LG: Vertretung im Wider­spruchs­ver­fahren stellt keine Nebenleistung dar

Das Landgericht gab der Klage in vollem Umfang statt. Gegen diese Entscheidung legte die Beklagte Berufung ein und machte geltend, dass die beanstandete Rechts­dienst­leistung eine zu ihrem Berufs- und Tätig­keits­gebiet gehörende Nebenleistung und daher nach § 5 Rechts­dienst­leis­tungs­gesetz erlaubt sei. Dieser Einschätzung ist der Senat nicht gefolgt und hat entschieden: Eine erlaubte Nebenleistung nach § 5 Rechts­dienst­leis­tungs­gesetz liege dann nicht mehr vor, wenn die Tätigkeit eine Rechtsprüfung erforderlich mache, die über eine rein schematische Rechtsanwendung hinausgehe. So verhalte es sich hier. Die Vertretung im Wider­spruchs­ver­fahren habe die Prüfung individueller, einzel­fa­ll­be­zogener Ansprüche erforderlich gemacht und sei daher nicht mehr als Nebenleistung eines Architekten zu qualifizieren.

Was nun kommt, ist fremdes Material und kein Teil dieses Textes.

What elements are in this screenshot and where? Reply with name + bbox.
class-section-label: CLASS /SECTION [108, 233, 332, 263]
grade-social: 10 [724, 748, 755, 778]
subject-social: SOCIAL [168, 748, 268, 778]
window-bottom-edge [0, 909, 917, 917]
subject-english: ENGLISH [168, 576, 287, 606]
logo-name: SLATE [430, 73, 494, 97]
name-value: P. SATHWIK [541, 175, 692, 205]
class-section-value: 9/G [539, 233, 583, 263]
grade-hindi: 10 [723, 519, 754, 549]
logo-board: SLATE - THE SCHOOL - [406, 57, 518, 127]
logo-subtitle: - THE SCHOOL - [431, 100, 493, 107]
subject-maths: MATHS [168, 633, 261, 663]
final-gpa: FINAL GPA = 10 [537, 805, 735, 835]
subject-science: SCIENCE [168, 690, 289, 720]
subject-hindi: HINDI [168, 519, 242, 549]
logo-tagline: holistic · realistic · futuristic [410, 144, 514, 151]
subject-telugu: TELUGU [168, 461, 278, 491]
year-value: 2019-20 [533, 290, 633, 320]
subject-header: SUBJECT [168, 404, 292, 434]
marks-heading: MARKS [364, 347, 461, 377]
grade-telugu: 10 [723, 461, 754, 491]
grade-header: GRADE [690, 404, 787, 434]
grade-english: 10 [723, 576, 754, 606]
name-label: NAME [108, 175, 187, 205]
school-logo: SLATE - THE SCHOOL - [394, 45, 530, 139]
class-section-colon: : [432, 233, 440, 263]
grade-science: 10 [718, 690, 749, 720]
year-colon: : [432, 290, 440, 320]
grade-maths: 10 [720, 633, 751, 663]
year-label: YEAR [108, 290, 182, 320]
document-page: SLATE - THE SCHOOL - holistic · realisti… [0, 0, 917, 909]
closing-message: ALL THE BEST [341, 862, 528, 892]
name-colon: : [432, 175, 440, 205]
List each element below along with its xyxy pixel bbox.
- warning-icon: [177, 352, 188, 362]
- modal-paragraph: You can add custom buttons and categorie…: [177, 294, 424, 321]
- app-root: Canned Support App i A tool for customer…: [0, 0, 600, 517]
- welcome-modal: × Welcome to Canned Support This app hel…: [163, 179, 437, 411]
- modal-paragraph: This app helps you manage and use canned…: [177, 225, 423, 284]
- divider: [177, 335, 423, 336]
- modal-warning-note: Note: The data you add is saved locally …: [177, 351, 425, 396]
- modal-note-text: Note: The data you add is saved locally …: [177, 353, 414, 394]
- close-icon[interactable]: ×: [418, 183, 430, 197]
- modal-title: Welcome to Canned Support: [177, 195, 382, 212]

Rechtsberatung nur auf fachliche und organi­sa­to­rische Unterstützung des Bauherrn beschränkt

Das Berufsbild des Architekten umfasse die fachliche, technische Begleitung und beschränke sich im Bereich der Rechtsberatung auf eine fachliche und organi­sa­to­rische Unterstützung des Bauherrn. Eine Vertretung im Wider­spruchs­ver­fahren gehe hierüber deutlich hinaus, weil dies nicht nur die Kenntnis bautechnischer und baurechtlicher Vorschriften voraussetze, sondern auch das übrige öffentliche Recht und das - auf das Wider­spruchs­ver­fahren in weiten Teilen entsprechend anwendbare - Verwal­tungs­pro­zessrecht beherrscht werden müsse.

Keine Verletzung der Berufs­aus­übungs­freiheit

Der Architekt werde durch diese Begrenzung seiner Tätigkeit auch nicht in seiner Berufs­aus­übungs­freiheit verletzt (Art. 12 Abs. 1 GG). Zum einen sei allenfalls der Randbereich der Berufsausübung berührt. Zum anderen sei die Einschränkung seines Tätig­keits­feldes zum Schutz des Rechtsuchenden, des Rechtsverkehrs und der Rechtsordnung vor unqua­li­fi­zierten Rechts­dienst­leis­tungen hinreichend gerechtfertigt.